To investigate the mechanisms and constraints of learning from play, in Study 2 we ran another Free-Play condition (N=31), but this time with the promise of reward (“Play on your own; if you figure out how this machine works, you’ll get a gift!”). Reward had no impact, as accuracy for First-order (39%) and Second-order (45%) tests were again at chance. In Study 3 we tested whether children’s own hypotheses (about which block activated the machine) impacted learning. To do this, we manipulated whether the child’s first try during Free-Play led to activation (First-Positive-Evidence, N=30) or not (First-Negative-Evidence, N=30).
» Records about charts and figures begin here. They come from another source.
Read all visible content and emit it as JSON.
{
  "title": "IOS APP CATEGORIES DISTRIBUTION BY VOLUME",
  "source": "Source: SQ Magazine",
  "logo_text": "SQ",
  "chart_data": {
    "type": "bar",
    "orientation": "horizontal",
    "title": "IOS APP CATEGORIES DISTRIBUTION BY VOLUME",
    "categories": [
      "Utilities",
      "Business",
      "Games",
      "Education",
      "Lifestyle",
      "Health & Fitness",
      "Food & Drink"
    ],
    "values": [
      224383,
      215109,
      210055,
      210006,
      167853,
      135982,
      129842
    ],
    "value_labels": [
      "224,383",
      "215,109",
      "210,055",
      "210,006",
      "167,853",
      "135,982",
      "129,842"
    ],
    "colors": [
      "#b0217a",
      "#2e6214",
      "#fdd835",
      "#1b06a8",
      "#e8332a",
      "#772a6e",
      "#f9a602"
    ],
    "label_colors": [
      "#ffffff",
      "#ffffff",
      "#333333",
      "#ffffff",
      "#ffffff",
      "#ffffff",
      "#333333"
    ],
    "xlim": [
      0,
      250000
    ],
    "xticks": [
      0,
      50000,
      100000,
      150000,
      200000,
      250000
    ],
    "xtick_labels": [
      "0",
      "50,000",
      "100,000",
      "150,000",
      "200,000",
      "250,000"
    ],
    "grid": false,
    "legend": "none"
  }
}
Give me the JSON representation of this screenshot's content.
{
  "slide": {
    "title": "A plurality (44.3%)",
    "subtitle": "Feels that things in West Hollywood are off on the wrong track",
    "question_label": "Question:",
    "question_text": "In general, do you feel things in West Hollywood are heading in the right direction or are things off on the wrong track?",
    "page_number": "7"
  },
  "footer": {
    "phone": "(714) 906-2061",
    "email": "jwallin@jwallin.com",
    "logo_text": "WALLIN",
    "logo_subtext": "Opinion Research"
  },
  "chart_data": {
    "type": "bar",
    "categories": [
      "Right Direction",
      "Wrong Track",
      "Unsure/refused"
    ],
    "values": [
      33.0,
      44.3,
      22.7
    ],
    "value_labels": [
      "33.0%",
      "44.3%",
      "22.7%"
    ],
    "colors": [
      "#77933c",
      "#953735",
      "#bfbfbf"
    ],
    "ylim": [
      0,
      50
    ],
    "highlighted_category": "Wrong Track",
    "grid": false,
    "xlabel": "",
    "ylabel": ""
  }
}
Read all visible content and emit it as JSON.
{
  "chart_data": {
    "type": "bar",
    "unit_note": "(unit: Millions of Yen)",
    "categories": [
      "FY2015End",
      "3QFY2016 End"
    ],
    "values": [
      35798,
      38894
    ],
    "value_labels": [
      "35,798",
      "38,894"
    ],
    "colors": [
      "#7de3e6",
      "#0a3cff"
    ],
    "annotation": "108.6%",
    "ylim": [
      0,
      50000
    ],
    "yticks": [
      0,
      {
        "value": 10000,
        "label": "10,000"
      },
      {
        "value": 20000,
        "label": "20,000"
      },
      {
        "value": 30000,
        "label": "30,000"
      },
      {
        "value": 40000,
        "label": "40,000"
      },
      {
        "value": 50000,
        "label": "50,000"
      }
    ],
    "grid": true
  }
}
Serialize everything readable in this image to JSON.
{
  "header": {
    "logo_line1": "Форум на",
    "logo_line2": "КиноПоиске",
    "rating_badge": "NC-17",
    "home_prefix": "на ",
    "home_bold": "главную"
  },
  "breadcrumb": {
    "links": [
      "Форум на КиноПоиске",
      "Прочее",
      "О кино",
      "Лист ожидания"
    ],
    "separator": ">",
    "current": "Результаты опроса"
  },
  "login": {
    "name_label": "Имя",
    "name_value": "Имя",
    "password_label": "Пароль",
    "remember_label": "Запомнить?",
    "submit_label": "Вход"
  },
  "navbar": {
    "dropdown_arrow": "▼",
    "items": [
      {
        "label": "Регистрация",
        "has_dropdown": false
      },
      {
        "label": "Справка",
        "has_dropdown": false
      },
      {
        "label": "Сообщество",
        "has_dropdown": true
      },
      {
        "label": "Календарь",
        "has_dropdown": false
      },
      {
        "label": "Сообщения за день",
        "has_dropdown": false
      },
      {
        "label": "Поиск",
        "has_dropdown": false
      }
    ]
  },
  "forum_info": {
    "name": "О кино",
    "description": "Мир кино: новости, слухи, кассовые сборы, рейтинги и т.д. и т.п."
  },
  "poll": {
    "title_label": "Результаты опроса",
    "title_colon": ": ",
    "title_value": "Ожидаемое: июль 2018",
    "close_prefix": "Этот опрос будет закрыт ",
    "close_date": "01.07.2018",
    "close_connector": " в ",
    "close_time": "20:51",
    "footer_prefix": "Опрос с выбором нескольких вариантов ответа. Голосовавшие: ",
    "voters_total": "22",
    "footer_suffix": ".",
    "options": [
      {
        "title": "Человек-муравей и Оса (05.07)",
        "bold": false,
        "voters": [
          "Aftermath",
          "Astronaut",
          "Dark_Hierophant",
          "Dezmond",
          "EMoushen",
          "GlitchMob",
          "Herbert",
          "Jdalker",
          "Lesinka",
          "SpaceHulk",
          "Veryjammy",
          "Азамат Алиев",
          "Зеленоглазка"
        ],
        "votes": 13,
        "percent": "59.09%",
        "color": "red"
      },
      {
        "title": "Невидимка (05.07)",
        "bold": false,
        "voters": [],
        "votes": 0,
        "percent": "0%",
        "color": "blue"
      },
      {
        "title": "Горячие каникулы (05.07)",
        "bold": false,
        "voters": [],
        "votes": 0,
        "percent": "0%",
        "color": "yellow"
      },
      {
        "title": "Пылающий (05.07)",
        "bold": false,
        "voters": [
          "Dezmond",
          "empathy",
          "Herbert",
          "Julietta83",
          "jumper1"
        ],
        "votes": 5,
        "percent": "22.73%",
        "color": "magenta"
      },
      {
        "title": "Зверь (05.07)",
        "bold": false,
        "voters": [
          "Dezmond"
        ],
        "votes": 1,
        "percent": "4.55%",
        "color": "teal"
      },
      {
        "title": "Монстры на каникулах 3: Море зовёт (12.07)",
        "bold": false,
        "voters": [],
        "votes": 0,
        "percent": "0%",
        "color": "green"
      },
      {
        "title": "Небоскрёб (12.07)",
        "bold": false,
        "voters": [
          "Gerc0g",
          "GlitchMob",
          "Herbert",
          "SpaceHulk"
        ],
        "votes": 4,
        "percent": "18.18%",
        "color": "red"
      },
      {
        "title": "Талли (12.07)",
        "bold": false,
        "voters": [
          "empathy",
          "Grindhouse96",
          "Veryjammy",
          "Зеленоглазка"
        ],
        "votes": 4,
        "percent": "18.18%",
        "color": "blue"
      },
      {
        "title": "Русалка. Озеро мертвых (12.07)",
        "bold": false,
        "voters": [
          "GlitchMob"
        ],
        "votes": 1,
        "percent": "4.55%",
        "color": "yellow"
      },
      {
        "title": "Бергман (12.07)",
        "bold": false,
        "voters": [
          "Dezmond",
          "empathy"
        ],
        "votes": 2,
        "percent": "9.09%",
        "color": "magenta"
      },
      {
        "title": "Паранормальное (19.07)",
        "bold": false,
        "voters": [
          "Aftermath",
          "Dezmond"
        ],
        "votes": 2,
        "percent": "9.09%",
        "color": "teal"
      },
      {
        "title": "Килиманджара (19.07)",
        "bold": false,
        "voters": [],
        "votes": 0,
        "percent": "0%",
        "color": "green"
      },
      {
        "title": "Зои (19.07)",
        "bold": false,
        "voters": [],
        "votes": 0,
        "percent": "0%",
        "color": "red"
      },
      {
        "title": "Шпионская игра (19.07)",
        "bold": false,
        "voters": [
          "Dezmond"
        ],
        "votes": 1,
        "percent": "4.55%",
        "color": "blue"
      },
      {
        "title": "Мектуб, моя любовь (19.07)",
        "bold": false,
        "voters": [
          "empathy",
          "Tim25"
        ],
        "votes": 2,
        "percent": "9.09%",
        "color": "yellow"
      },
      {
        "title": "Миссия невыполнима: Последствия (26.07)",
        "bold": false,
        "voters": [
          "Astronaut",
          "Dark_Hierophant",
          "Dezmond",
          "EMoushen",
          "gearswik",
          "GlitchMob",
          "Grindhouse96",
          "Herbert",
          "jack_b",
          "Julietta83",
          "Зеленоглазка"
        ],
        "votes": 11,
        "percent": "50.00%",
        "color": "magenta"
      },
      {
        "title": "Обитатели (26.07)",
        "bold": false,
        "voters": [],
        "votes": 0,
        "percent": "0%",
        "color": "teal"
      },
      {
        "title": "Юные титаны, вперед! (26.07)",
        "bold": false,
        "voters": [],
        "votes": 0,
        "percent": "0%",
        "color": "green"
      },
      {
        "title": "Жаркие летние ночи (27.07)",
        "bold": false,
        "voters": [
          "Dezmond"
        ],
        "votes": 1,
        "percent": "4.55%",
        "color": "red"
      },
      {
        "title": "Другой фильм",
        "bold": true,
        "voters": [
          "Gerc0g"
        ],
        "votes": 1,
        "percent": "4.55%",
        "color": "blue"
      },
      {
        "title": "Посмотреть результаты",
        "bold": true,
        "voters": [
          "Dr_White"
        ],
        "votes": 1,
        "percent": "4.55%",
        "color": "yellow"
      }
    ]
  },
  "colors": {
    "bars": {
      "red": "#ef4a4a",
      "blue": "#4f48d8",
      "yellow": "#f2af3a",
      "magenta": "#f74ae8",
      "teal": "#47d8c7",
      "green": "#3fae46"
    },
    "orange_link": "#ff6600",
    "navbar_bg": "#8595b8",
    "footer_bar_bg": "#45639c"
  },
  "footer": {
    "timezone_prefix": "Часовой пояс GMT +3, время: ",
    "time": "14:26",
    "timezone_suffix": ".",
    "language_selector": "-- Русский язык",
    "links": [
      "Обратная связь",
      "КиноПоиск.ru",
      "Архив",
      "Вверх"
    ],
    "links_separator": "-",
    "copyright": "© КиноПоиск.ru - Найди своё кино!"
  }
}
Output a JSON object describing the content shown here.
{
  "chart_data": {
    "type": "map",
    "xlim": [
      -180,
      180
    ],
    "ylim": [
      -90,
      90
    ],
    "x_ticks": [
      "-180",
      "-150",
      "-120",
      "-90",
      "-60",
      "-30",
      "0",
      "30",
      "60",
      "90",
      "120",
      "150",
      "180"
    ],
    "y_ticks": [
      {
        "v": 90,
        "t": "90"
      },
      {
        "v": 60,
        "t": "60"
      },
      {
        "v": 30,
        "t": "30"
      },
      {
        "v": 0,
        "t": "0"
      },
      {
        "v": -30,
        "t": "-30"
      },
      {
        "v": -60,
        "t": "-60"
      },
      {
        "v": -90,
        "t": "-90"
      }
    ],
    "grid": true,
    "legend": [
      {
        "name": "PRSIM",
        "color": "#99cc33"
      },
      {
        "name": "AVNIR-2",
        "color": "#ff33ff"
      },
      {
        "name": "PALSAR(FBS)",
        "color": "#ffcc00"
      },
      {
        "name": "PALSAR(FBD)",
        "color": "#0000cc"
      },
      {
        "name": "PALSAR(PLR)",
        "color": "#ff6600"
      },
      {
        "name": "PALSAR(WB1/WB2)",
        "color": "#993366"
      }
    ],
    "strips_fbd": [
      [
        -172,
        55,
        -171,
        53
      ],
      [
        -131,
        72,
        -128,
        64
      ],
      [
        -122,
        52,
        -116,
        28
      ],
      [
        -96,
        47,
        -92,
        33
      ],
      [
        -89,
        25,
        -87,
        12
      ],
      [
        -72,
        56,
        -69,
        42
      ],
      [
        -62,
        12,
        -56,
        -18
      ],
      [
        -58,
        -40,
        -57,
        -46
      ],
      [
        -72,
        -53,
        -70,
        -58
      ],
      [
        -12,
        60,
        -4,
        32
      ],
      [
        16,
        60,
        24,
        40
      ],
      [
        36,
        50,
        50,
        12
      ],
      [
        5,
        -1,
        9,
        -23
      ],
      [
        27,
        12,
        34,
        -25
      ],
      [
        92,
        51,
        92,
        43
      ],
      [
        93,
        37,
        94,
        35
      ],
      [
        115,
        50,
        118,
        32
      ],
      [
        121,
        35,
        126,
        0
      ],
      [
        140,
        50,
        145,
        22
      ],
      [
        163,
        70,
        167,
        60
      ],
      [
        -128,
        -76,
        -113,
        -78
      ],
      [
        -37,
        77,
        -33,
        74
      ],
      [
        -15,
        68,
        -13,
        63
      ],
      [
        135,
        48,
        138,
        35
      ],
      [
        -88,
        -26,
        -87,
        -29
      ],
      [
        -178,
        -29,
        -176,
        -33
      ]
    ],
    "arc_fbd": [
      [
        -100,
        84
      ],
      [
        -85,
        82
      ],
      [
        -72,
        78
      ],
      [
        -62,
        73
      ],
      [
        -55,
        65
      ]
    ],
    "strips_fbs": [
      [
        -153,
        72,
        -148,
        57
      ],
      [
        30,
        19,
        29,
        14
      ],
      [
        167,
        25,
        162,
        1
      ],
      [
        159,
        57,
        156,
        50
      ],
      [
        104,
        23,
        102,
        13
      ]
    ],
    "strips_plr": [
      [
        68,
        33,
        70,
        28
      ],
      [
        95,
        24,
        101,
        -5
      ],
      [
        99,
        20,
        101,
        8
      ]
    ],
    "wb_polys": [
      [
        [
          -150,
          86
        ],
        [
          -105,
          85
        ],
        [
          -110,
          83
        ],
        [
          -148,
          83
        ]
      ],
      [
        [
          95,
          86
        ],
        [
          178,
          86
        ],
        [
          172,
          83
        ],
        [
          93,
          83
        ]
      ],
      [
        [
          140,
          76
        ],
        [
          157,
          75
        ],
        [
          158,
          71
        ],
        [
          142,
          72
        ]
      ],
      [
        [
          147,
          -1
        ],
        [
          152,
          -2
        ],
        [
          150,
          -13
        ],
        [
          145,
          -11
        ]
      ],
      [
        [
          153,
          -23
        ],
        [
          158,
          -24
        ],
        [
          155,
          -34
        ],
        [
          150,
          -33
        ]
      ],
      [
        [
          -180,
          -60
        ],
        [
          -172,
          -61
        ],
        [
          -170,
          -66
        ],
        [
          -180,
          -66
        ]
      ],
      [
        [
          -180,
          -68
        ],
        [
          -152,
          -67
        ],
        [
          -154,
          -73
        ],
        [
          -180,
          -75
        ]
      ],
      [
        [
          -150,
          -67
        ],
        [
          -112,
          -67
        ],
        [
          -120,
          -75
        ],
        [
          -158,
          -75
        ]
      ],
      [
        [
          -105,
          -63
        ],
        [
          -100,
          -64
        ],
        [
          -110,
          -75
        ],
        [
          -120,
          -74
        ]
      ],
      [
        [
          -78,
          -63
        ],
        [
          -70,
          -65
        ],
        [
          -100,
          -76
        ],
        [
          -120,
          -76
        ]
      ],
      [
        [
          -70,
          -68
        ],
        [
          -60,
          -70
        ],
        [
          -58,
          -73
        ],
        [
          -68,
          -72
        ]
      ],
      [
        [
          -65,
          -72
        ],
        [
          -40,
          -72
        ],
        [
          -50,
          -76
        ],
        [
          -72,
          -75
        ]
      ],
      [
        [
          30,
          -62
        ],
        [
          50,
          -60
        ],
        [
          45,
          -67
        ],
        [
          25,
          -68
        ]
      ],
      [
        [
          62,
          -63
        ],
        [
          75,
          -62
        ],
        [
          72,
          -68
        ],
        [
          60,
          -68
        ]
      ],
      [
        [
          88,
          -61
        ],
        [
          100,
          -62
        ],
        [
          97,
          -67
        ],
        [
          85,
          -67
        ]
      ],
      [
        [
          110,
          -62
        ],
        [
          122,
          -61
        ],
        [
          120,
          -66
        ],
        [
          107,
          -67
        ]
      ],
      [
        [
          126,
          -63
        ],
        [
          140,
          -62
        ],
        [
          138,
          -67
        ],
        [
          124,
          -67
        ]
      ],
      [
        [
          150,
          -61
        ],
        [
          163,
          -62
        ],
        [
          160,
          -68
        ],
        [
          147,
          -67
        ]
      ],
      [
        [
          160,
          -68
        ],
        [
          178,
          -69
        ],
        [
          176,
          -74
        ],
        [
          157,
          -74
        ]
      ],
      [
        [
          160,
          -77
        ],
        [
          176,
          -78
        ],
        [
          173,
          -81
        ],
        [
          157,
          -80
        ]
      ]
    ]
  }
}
Surprisingly, children could learn the rule from play if their first try was successful; accuracy across two tests were 77%, comparable to Study 1’s Didactic condition. However, children did not learn the rule if their first try was negative .
Across three studies, we found evidence that play could result in learning and generalization, even as well as learning from explicit instruction. However, culture and the child’s own hypotheses may constrain learning from play. We are currently doing experiment four to explore why positive first evidence works but negative first evidence don’t.